„Hier ruhen die Überreste von 18.000 unschuldig umgekommener und erschossener Landsleute. Die Wahrheit über die Orte der Massengräber und der Gründe ihres Todes wurde viele Jahre verschwiegen. Heute kennen wir ihre Namen. Lauf langsamer. Entblöße dein Haupt vor den Gräbern.“ 


So heißt es auf einer Gedenktafel an der Gedenkstätte zur Erinnerung an die Opfer der Verfolgung der 30er bis 50er Jahre des stalinistischen Terrors 12 km außerhalb Jekaterinburgs. Es ist bedrückend die Namen so vieler Ermordeter unterschiedlichster Nationalitäten zu lesen: Russen, Deutsche, Finnen, Balten, Koreaner… – und die meisten Opfer sind aus den Terrorjahren 1937/38. – „An jedem 28. August erinnern wir uns als lutherische Gemeinde an das Erlittene,“ erzählt Pastor Waldemar Benzel. „Denn zu unserem Glauben gehört das Erinnern. Ohne Erinnern keine Versöhnung.“ Und er fährt fort: „Es ist bewegend zu hören, was unsere Gemeindemitglieder an diesem Tag aus ihren Familiengeschichten erzählen. Für die Rußlanddeutschen wird an diesem Tag an einen Erlass Stalins erinnert. Der schwarze Tag der Rußlanddeutschen im Jahre 1942.“ Selbst hat er genügend eigene Geschichten aus seiner Familie und der Familie seiner Frau zu erzählen. Sein Großvater wurde willkürlich verhaftet. Er sollte seinem Glauben abschwören. Seine Frau flehte ihn an, das nicht zu tun. Hätte er es gemacht, dann wäre er nicht sechs Jahre in Lagerhaft gekommen. Er hat es überlebt.  – So unendlich viele Leidensgeschichten und Einzelschicksale gibt es. Erschüttert steht man vor der langen Reihe von Namen, wie z.B. der Familie Wagner, die 1938 ausgelöscht wurde – Vater, Mutter und zwei Kinder…

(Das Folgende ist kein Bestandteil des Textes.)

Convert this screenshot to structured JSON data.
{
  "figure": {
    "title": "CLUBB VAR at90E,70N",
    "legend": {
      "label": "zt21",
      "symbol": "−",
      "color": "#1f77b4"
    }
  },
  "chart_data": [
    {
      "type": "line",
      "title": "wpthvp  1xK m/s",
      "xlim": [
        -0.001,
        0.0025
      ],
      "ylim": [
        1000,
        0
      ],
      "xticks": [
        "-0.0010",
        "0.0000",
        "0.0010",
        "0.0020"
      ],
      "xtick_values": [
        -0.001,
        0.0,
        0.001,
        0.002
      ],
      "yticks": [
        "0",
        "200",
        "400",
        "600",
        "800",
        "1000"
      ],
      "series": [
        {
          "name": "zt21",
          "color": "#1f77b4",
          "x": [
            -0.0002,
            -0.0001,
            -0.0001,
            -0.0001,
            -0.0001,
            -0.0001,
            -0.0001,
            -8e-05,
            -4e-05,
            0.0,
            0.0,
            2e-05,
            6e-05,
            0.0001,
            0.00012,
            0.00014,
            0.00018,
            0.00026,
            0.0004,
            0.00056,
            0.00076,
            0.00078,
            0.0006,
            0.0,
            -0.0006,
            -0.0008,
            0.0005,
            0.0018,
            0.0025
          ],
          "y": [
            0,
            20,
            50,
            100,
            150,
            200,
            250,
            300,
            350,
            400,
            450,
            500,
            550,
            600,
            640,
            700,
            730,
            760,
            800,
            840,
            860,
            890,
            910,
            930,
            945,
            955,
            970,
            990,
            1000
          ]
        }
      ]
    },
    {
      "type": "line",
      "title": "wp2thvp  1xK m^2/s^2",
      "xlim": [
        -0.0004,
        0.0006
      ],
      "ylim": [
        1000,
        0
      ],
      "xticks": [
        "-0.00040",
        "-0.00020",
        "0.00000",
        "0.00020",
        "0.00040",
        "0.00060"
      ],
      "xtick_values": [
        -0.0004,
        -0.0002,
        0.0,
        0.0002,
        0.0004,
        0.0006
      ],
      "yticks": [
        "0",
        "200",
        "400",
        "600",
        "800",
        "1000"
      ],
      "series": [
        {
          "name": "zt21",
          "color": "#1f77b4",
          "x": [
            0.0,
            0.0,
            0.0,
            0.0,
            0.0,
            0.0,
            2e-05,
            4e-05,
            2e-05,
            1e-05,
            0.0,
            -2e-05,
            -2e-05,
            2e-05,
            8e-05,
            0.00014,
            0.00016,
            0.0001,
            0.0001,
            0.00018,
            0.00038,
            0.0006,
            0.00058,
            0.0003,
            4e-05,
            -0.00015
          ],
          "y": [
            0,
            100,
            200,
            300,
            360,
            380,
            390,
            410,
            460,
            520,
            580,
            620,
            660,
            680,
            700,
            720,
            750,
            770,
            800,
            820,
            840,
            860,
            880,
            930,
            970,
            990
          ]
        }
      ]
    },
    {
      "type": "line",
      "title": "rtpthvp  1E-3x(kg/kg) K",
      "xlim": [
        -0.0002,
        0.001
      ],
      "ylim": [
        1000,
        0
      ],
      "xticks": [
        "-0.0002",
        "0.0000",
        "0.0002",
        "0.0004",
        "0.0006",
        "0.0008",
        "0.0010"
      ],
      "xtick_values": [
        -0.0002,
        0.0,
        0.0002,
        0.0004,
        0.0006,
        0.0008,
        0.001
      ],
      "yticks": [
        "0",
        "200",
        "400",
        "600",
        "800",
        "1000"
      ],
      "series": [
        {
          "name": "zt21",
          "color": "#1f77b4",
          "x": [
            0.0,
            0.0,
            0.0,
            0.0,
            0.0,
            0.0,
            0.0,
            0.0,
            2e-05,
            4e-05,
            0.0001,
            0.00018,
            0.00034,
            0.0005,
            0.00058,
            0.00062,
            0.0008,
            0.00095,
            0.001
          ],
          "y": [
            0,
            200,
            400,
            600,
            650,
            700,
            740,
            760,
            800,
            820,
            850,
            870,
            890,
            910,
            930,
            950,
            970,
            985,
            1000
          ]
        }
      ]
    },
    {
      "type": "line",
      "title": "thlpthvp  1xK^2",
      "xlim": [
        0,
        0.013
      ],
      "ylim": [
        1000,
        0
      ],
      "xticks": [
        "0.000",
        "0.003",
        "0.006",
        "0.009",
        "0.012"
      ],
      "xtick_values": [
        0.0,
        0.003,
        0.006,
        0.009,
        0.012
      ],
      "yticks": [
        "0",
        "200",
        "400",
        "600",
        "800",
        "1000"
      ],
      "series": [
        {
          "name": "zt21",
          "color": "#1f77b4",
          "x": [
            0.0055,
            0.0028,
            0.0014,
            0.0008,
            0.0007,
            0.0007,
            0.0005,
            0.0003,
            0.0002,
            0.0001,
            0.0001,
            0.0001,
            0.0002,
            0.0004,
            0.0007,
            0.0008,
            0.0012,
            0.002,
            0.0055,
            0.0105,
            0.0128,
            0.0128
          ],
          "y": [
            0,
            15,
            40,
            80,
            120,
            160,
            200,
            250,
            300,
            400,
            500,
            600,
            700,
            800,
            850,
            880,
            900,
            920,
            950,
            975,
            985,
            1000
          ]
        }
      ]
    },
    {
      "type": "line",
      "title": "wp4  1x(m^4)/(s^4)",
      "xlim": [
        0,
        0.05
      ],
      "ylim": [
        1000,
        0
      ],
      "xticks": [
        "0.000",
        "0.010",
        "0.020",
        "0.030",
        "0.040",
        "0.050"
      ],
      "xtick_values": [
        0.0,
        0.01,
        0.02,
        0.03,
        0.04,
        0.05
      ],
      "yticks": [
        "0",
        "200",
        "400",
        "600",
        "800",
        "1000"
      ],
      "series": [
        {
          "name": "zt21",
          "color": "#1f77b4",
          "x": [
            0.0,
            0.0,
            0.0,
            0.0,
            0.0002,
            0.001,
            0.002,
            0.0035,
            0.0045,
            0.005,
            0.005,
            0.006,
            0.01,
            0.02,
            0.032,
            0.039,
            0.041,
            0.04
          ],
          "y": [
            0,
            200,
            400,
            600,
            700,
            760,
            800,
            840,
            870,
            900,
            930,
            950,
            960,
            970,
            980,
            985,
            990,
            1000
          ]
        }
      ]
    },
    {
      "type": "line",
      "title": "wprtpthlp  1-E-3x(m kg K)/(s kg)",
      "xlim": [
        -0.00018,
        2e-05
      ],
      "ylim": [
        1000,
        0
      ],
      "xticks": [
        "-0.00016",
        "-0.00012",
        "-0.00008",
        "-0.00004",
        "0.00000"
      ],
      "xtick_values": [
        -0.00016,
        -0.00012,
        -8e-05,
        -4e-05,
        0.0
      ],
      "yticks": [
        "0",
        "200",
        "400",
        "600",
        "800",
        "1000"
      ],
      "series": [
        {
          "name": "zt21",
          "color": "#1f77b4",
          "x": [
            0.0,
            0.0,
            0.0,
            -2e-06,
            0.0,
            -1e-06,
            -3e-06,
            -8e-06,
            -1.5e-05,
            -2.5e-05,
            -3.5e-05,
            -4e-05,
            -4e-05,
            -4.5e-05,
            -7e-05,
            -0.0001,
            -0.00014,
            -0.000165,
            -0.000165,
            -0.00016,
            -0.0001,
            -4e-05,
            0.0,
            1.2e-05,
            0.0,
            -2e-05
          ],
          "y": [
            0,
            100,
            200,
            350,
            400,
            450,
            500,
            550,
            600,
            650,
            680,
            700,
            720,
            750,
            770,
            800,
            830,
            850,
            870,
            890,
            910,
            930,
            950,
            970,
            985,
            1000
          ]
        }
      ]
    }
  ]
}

Die lutherische Kirche wird auf einem ehemaligen lutherischen Friedhof errichtet. Geplant ist es, an der Kirche ein Gedenkkreuz zu errichten, um an die Verstorbenen zu erinnern, die einstmals hier zu Grabe getragen wurden und an die es kein Erinnern gibt. Ohne Erinnern keine Zukunft. Hier liegt eine wichtige Aufgabe, für die Kirche einstehen muss.